That question surprised me, though I could see where, as a Technician, he would be eager to know the answer. I glanced at Zur, who indicated no desire to respond.
“No,” I said for the two of us, “we don’t.”
“I had simply noted that both of you wear only the old hand weapons,” Or-Sah explained.
He lapsed into silence, apparently unable to bring himself to ask why.
He had given me food for thought, however. In hindsight, I realized that all five strike team leaders…in fact all the Warriors I had recently encountered, wore blasters either in addition to or to the exclusion of the old hand weapons. I made a mental note to add a blaster to my personal armament again. It would not do to have it appear a Planetary Commander was not staying abreast of new developments.
CHAPTER FOUR
I was performing one of my scheduled reviews of the force in training.
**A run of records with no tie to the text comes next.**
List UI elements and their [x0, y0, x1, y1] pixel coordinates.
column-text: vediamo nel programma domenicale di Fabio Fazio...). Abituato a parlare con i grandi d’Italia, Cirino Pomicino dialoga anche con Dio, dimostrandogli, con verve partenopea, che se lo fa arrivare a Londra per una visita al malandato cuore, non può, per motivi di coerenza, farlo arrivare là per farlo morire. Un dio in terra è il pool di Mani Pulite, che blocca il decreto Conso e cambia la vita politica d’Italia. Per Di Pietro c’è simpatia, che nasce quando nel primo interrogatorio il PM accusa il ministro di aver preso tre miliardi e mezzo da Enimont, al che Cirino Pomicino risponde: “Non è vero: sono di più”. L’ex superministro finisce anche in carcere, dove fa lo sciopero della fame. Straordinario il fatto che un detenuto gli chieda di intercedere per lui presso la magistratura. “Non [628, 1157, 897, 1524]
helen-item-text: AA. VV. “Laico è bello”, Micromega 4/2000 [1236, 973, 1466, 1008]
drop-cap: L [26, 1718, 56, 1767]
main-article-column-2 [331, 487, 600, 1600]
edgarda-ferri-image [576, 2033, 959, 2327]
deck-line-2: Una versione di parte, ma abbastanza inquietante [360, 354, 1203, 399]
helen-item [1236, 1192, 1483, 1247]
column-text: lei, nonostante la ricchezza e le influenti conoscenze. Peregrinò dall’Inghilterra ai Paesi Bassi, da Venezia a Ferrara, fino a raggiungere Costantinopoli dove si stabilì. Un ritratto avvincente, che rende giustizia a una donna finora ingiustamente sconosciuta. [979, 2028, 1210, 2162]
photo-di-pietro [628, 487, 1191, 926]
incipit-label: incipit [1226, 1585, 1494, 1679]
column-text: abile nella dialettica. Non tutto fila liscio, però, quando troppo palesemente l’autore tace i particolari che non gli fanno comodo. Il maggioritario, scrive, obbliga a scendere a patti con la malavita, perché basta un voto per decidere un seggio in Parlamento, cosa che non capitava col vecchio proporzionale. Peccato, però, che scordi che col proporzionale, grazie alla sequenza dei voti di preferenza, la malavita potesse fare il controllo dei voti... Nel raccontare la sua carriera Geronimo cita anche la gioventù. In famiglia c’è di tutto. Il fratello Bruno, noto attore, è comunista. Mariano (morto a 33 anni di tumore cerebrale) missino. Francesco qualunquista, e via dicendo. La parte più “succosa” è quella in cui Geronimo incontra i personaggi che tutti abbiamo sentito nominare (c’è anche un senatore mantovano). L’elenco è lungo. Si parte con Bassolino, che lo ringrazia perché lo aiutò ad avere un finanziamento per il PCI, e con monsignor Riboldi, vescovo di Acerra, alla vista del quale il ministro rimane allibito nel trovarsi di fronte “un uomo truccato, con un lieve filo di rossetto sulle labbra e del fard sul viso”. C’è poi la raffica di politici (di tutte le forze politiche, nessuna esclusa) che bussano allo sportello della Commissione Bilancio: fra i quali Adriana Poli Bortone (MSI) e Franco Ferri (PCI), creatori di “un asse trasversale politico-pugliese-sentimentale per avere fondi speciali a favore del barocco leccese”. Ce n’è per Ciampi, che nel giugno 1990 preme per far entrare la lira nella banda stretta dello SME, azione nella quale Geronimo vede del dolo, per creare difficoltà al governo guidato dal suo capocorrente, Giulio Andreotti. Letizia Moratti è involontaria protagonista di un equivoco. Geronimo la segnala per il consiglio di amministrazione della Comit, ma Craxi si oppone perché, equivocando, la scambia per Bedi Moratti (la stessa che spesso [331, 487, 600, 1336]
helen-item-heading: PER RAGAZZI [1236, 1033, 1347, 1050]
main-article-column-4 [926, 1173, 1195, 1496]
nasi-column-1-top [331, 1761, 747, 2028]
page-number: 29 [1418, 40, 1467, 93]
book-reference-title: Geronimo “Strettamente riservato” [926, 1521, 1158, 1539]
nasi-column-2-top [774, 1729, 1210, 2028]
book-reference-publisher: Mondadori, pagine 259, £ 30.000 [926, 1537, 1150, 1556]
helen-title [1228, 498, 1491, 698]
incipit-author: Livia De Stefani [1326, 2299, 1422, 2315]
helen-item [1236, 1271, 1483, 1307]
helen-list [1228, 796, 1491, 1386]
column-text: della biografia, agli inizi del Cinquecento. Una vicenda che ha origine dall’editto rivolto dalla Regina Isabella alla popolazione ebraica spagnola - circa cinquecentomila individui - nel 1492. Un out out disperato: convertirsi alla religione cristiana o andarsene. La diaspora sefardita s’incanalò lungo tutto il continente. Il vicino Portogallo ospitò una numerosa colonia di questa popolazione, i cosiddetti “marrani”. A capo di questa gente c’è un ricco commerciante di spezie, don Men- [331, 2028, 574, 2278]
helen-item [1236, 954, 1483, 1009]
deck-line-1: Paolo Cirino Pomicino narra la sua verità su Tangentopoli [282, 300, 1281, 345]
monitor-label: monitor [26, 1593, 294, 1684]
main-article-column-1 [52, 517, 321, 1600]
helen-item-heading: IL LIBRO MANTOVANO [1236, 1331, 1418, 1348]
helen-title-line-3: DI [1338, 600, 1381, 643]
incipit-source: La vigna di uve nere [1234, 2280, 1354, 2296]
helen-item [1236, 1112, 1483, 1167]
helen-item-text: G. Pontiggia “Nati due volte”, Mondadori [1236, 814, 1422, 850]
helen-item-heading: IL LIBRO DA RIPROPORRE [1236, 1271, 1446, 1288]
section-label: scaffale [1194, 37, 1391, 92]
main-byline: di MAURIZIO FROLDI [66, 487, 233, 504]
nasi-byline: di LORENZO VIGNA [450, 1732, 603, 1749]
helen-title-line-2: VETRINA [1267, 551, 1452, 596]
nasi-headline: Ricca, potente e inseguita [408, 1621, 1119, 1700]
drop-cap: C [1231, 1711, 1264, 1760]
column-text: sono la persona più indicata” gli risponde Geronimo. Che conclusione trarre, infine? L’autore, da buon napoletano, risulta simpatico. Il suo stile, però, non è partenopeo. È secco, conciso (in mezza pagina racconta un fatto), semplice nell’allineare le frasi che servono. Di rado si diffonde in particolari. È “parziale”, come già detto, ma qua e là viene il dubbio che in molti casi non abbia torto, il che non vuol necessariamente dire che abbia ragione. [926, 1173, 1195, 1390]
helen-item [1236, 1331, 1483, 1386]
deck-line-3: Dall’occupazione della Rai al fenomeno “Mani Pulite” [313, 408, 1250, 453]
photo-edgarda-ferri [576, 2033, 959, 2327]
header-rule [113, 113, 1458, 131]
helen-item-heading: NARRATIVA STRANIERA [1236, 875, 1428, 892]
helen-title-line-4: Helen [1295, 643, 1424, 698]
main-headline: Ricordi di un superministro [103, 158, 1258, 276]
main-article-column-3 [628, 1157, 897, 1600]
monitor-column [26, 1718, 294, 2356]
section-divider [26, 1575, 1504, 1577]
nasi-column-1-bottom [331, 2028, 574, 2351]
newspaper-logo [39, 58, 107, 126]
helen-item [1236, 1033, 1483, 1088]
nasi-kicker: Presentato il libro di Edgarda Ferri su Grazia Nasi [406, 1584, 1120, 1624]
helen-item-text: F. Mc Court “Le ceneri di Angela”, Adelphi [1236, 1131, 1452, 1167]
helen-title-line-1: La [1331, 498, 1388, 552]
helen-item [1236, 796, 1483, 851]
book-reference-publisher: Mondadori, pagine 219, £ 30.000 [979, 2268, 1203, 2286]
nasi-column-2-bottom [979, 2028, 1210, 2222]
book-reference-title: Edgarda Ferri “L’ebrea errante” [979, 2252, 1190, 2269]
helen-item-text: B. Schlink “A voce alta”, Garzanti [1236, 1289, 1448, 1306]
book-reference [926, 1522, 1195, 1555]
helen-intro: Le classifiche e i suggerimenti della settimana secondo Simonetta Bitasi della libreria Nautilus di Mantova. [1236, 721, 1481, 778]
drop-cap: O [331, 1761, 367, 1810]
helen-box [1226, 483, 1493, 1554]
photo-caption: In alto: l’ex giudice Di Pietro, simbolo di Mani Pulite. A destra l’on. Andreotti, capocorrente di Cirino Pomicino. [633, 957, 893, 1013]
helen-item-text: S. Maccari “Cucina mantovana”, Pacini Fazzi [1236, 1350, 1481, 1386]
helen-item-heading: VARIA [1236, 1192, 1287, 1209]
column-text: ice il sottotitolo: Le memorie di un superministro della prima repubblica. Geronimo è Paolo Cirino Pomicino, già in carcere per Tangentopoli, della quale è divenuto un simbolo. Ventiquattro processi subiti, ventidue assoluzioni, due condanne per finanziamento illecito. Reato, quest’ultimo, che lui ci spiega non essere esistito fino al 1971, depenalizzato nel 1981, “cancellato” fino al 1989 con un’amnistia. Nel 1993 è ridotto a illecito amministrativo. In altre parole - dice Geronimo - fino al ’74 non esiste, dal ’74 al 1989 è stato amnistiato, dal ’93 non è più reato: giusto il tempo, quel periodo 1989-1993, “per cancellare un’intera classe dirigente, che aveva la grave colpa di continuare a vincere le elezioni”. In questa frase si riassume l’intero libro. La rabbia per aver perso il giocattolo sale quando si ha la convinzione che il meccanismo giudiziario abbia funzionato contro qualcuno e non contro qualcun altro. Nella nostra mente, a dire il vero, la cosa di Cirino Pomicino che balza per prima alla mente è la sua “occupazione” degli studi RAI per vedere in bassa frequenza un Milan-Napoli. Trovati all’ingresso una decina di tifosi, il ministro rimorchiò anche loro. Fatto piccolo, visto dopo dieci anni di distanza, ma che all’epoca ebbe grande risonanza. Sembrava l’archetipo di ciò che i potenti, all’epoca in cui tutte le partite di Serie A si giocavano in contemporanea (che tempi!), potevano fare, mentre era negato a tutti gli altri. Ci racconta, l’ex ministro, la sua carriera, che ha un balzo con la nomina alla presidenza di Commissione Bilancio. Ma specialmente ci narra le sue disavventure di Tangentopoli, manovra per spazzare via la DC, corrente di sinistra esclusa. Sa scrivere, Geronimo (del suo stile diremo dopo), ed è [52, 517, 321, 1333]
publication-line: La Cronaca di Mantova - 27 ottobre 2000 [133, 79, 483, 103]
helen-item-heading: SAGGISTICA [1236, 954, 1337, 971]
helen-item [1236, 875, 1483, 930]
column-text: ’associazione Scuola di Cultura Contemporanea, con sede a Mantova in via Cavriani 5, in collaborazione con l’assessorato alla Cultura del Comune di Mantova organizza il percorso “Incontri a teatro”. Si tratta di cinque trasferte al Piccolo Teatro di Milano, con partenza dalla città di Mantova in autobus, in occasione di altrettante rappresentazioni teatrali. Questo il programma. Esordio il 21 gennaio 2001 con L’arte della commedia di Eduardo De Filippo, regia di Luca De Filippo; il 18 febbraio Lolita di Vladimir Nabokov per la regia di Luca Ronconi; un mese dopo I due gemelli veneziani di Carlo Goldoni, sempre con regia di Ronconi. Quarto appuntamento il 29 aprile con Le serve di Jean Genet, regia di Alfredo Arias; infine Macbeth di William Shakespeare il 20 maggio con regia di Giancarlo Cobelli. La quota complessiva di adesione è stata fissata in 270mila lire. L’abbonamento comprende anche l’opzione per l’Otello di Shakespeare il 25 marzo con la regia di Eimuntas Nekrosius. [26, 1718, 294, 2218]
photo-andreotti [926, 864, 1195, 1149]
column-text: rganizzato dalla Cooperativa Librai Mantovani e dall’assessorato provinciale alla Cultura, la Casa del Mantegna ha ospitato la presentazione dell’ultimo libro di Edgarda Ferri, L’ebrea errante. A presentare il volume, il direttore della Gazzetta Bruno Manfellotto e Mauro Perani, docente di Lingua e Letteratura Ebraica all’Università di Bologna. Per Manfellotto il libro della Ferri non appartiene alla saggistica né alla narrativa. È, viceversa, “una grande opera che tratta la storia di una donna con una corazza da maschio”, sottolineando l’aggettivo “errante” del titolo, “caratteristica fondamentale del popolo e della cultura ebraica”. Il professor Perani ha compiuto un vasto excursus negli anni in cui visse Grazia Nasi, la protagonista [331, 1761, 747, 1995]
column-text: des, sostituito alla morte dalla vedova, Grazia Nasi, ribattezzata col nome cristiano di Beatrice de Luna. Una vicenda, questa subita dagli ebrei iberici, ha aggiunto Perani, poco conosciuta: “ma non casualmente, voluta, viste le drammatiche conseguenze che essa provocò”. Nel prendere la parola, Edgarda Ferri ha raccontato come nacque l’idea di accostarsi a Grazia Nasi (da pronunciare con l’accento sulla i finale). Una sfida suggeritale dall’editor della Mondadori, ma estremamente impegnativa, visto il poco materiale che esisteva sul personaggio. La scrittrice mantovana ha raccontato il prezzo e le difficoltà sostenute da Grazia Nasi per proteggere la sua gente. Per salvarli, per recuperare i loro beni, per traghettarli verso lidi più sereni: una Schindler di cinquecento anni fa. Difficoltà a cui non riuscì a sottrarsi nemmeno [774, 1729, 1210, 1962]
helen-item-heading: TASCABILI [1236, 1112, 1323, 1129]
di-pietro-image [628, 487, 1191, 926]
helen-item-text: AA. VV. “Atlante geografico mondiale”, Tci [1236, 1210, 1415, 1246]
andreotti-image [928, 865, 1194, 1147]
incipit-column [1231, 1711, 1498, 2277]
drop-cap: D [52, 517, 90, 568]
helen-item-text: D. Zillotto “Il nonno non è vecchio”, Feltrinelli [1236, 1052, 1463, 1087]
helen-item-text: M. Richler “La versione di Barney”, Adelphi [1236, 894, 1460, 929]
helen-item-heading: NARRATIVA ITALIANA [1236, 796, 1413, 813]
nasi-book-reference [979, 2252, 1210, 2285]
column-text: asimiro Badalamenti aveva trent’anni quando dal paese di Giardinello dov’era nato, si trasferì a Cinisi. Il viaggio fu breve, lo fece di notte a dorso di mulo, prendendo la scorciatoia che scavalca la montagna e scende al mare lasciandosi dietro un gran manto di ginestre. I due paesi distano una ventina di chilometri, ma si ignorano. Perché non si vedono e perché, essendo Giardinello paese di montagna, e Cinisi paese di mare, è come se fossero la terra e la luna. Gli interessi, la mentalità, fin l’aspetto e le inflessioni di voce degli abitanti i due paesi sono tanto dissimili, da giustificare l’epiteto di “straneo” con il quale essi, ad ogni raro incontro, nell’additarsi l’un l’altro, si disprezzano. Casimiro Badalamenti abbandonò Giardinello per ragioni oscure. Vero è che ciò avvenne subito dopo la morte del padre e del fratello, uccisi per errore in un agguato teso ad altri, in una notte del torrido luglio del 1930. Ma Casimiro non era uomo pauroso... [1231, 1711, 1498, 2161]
Although these were normally one of my less distasteful duties as Commander, I was finding more and more that I had to schedule these reviews or they would be overlooked in my numerous other tasks in preparing for the upcoming campaign.
As prescribed by the High Command, the Warriors were all training in the new echo helmets. Unfortunately, this made it impossible to distinguish among individuals. During training, the echo helmets had extra face plates to obscure the vision, simulating total darkness and forcing the Warrior to rely solely on the data provided by the helmets’ sensors. The difficulty was that the face plate also obscured the individual’s features, making casual identification difficult if not impossible, save in cases where radical physical differences such as height or an amputated tail marked the Warrior.